Déconfinement: Philippe se "contrefiche" des polémiques sur sa relation avec Macron

Astrid de Villaines

Après son allocution présentant le plan de déconfinement du 11 mai, le Premier ministre a critiqué les journalistes politiques qui passent "ne serait-ce que deux secondes" à parler de ce sujet.


POLITIQUE - Cachez ces mauvaises relations que je ne saurais voir.
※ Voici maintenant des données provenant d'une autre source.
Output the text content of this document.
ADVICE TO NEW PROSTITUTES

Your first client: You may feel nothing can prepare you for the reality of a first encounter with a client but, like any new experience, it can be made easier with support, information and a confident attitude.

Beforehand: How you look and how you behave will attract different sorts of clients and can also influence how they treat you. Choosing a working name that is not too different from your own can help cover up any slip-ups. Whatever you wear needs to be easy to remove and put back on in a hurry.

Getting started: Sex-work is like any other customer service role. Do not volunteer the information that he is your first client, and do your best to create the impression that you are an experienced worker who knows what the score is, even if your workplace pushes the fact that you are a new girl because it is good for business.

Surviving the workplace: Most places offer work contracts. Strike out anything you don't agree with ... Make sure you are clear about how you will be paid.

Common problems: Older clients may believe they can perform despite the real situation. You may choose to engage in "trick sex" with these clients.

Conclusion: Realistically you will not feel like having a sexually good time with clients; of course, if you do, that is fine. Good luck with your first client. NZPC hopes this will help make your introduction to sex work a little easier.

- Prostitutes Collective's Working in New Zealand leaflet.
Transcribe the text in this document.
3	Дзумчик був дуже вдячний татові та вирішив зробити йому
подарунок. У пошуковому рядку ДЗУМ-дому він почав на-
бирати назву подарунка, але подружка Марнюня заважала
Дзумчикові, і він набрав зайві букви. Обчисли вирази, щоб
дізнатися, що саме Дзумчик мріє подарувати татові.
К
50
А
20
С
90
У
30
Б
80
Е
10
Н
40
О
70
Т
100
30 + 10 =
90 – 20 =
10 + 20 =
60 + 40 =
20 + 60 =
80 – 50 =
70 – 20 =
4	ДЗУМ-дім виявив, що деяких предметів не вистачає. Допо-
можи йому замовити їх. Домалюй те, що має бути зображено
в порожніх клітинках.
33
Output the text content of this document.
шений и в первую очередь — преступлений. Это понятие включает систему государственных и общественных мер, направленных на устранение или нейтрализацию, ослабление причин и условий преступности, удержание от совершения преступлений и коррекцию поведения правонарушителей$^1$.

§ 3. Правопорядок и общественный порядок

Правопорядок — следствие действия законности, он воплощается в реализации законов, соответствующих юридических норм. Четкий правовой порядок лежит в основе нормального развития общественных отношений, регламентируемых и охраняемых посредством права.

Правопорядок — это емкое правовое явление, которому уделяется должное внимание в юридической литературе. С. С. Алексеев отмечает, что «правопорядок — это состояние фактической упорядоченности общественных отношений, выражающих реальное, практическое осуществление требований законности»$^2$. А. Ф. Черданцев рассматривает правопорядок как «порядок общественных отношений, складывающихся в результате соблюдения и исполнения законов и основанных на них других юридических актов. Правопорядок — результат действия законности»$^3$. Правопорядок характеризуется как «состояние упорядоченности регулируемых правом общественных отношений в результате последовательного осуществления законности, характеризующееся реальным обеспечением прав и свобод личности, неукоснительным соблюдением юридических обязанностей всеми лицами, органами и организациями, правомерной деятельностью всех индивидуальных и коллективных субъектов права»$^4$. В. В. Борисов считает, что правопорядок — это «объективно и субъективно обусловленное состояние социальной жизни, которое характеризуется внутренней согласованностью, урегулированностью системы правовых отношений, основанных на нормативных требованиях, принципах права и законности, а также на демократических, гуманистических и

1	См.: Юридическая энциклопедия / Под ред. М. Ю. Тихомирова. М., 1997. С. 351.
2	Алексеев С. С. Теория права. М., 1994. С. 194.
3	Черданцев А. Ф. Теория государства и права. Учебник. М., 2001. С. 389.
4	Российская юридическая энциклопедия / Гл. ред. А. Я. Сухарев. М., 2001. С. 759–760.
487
Alors que les tensions entre les deux têtes de l’exécutif se font sentir en pleine crise du Covid-19, Édouard Philippe, ce 7 mai après-midi, était invité à réagir aux articles de presse qui décrivent une relation de plus en plus difficile. 

Alors qu’il présentait en présence d’Olivier Véran, le ministre de la Santé, et de cinq autres ministres-clés de la crise, les derniers détails du plan de déconfinement du 11 mai, Édouard Philippe a d’abord assuré que tout allait bien. “Depuis trois ans qu’il m’a été donné de pouvoir travailler avec le Président de la République, j’ai toujours eu, constaté et pu me réjouir d’une confiance et d’une fluidité qui ont peu de précédents”. 

Demi-sourire et pirouettes

“C’est toujours le cas, j’espère que ça sera toujours le cas et je crois que ça sera toujours le cas”, appuie le Premier ministre, manière de balayer les rumeurs de mauvaise entente. “Et voilà!”, semble-t-il vouloir conclure, dans un demi-sourire.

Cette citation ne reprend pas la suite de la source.